The recent passage of Lavern’s Law by the New York State Senate and Assembly marked a very proud moment for me as an attorney, an officer of the New York State Trial Lawyer Association, and, most importantly, a woman. Lavern’s Law sought to change the law by allowing a person to bring a lawsuit against a doctor for medical malpractice 2 1/2 years after that person should have discovered the misdiagnoses instead of 2 1/2 years after the treatment date.
I learned about Lavern’s Law five years ago when I joined the New York State Trial Lawyer Association at Lobby Day in Albany. I was there to speak with our local politicians about injustices in the law. One of the talking points was Lavern’s Law, named after a single mother who passed away due to a lung cancer misdiagnosis. Lavern had gone for her annual checkup, and although the doctor noticed a suspicious mass in her lungs, Lavern was never informed. She was told she had incurable lung cancer when she returned some years later due to a chronic cough. Had the doctor informed Lavern of the suspicious mass, her life could have been saved.
Lavern sought the advice of an attorney. She was a single mother with a young child who had autism. Who was going to provide for her daughter’s financial needs? Unfortunately, the attorney had to explain to Lavern that she could not bring a suit against the doctor under the current state of law because the error was committed more than 2 1/2 years ago.

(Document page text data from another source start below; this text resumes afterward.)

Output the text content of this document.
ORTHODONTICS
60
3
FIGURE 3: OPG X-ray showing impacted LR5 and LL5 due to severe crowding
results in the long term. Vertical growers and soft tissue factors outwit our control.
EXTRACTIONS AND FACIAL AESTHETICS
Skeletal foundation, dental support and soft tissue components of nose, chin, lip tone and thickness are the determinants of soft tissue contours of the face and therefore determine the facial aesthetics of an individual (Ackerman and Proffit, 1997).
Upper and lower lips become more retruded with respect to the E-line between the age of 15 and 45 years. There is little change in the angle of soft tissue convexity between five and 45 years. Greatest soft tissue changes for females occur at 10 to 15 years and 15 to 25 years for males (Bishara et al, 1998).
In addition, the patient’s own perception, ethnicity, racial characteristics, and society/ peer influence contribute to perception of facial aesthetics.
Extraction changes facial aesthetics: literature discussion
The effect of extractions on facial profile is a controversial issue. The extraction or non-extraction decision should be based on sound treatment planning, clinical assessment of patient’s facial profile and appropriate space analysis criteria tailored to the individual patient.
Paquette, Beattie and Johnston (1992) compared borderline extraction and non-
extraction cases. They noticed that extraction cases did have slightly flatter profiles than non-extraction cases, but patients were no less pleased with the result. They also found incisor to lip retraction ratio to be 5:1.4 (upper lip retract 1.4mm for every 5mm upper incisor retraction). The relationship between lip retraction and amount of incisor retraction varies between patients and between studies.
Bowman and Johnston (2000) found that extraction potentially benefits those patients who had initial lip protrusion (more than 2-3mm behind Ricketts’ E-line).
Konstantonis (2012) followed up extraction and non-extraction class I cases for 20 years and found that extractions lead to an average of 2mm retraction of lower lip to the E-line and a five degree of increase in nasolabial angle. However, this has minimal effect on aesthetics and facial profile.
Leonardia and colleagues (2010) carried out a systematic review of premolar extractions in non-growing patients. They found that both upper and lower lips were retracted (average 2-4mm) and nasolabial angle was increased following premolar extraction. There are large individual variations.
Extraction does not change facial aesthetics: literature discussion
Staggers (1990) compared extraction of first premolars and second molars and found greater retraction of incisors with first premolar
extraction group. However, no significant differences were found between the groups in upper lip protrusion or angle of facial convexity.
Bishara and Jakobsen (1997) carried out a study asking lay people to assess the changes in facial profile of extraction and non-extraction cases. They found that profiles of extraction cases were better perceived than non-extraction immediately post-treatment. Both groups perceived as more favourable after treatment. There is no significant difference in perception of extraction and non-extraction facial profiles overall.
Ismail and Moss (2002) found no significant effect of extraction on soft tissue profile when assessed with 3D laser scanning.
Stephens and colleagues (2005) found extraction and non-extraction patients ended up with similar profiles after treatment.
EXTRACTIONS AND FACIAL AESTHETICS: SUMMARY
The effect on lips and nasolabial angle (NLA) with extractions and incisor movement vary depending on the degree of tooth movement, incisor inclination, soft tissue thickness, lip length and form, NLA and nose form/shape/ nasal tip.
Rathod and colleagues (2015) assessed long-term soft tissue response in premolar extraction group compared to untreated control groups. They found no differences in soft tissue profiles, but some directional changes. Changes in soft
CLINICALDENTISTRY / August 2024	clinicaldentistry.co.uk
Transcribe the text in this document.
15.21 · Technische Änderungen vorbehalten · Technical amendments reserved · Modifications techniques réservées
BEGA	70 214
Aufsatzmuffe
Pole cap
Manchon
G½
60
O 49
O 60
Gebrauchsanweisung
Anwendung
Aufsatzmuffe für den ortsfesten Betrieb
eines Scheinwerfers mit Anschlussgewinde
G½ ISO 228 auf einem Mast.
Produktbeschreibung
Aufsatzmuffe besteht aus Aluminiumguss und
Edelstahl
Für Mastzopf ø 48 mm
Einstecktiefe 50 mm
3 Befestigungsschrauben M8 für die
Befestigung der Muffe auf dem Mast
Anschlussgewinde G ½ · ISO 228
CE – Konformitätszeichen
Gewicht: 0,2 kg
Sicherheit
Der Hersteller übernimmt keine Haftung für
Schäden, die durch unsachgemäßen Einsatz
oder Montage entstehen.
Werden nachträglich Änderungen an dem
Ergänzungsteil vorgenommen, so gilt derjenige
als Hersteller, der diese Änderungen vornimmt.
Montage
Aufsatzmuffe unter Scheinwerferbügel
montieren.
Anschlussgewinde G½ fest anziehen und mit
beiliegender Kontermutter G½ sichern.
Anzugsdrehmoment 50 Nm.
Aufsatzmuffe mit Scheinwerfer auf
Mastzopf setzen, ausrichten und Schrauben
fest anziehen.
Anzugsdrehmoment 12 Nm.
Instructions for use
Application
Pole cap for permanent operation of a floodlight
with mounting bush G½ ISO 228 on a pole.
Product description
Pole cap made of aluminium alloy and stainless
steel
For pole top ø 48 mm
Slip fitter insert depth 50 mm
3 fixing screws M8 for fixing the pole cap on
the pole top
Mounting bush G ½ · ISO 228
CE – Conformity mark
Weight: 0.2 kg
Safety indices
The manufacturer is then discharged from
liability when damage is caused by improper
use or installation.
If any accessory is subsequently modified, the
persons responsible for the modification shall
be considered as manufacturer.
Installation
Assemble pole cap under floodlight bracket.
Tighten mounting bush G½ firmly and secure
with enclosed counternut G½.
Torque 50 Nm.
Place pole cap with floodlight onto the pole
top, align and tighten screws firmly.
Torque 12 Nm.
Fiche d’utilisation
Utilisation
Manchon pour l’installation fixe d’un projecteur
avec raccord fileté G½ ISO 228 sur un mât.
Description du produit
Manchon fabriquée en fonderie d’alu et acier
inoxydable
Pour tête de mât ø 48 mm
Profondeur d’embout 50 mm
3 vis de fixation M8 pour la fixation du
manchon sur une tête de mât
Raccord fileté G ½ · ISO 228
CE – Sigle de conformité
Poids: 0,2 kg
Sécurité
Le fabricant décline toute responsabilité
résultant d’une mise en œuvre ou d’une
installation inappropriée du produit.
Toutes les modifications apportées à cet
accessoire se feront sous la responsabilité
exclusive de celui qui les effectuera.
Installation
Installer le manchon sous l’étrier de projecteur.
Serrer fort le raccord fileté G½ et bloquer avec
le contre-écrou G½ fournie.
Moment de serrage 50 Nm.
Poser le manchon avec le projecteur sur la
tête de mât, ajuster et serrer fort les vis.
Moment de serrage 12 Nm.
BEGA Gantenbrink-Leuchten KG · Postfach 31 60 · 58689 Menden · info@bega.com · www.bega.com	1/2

The most important point of the story is that Lavern had no way of knowing that she was misdiagnosed, and it was clear that the doctor committed malpractice, yet she was unable to bring a lawsuit against the doctor due to a technicality in the law.
Shortly, Lavern passed away, leaving her autistic daughter an orphan with no means of supporting herself.
This Could Happen to Any Woman
Upon hearing Lavern’s story, I felt outraged as an attorney, but most of all, as a young mother, I was angry as a woman because this scenario could happen to any woman.
Women get annual cancer screenings for breast cancer and cervical cancer. Medical Health Insurance pays for breast cancer screenings every five (5) years and .cervical cancer screenings every three (3) years. If a misdiagnosis is made at any of these screenings, the woman would have no recourse against the doctor as the 2 ½ year statute of limitations would have passed by the time the cancer was discovered.
A Promise: Justice Will Be Served
It was that day that I promised myself that I would do everything I can to ensure the passage of Lavern’s Law. I made that promise as an attorney, a mother, but most of all, as a woman.
Needless to say, the road to the passage of Laver’s Law was hard fought. The medical lobby fought against it every step of the way. However, this time we won. Lavern’s Law passed the New York State Assembly and Senate. It now sits on the desk of Governor Cuomo, awaiting his signature so it can finally become a law.
Lavern’s Law Passed!
When I learned the bill passed, tears came to my eyes. I cannot explain how great it felt to ensure that the travesty that happened to Lavern never happened again in the State of New York. It also taught me an important lesson: As an attorney, I can find injustice in the law and have the power to make a change. The true reason I love being an attorney is that I can help make a change in the law that benefits New Yorkers. I sincerely hope Governor Cuomo signs Lavern’s Law finalizing its long route to legal passage.